Andi Kleen <ak@xxxxxxxxxxxxxxx> · Mon, 25 Sep 2023 15:46:31 -0700

On Mon, Sep 25, 2023 at 01:21:10AM -0700, Hugh Dickins wrote:
> hugetlbfs_fallocate() goes through the motions of pasting a shared NUMA
> mempolicy onto its pseudo-vma, but how could there ever be a shared NUMA
> mempolicy for this file?  hugetlb_vm_ops has never offered a set_policy
> method, and hugetlbfs_parse_param() has never supported any mpol options
> for a mount-wide default policy.
> 
> It's just an illusion: clean it away so as not to confuse others, giving
> us more freedom to adjust shmem's set_policy/get_policy implementation.
> But hugetlbfs_inode_info is still required, just to accommodate seals.
> 
> Yes, shared NUMA mempolicy support could be added to hugetlbfs, with a
> set_policy method and/or mpol mount option (Andi's first posting did
> include an admitted-unsatisfactory hugetlb_set_policy()); but it seems
> that nobody has bothered to add that in the nineteen years since v2.6.7
> made it possible, and there is at least one company that has invested
> enough into hugetlbfs, that I guess they have learnt well enough how to
> manage its NUMA, without needing shared mempolicy.

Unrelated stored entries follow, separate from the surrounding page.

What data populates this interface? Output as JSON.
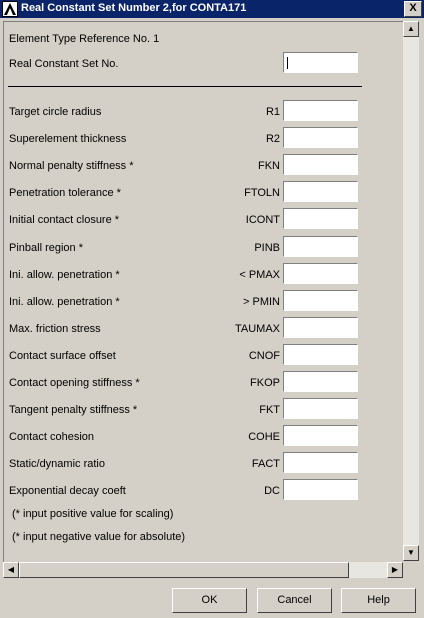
{
  "window": {
    "title": "Real Constant Set Number 2,for CONTA171",
    "close_glyph": "X",
    "icon": "ansys-logo-icon"
  },
  "header": {
    "element_type_ref": "Element Type Reference No. 1",
    "real_constant_set_label": "Real Constant Set No."
  },
  "rows": [
    {
      "label": "Target circle radius",
      "code": "R1"
    },
    {
      "label": "Superelement thickness",
      "code": "R2"
    },
    {
      "label": "Normal penalty stiffness *",
      "code": "FKN"
    },
    {
      "label": "Penetration tolerance *",
      "code": "FTOLN"
    },
    {
      "label": "Initial contact closure *",
      "code": "ICONT"
    },
    {
      "label": "Pinball region *",
      "code": "PINB"
    },
    {
      "label": "Ini. allow. penetration *",
      "code": "< PMAX"
    },
    {
      "label": "Ini. allow. penetration *",
      "code": "> PMIN"
    },
    {
      "label": "Max. friction stress",
      "code": "TAUMAX"
    },
    {
      "label": "Contact surface offset",
      "code": "CNOF"
    },
    {
      "label": "Contact opening stiffness *",
      "code": "FKOP"
    },
    {
      "label": "Tangent penalty stiffness *",
      "code": "FKT"
    },
    {
      "label": "Contact cohesion",
      "code": "COHE"
    },
    {
      "label": "Static/dynamic ratio",
      "code": "FACT"
    },
    {
      "label": "Exponential decay coeft",
      "code": "DC"
    }
  ],
  "notes": [
    "(* input positive value for scaling)",
    "(* input negative value for absolute)"
  ],
  "buttons": {
    "ok": "OK",
    "cancel": "Cancel",
    "help": "Help"
  },
  "scrollbar": {
    "up_glyph": "▲",
    "down_glyph": "▼",
    "left_glyph": "◀",
    "right_glyph": "▶"
  }
}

TBH i'm not sure people in general rely on shared mempolicy. The
original use case for it was to modify the numa policy of non anonymous
shared memory files without modifying the program (e.g. Oracle
database's shared memory segments)

But I don't think that particular usage model ever got any real
traction: at leas I haven't seen any real usage of it outside my tests.

I suspect people either are fine with just process policy or modify the
program, in which case it's not a big burden to modify every user,
so process policy or vma based mbind policy works fine.

Maybe it would be an interesting experiment to disable it everywhere
with some flag and see if anybody complains.

On the other hand it might be Hyrum'ed by now.

-Andi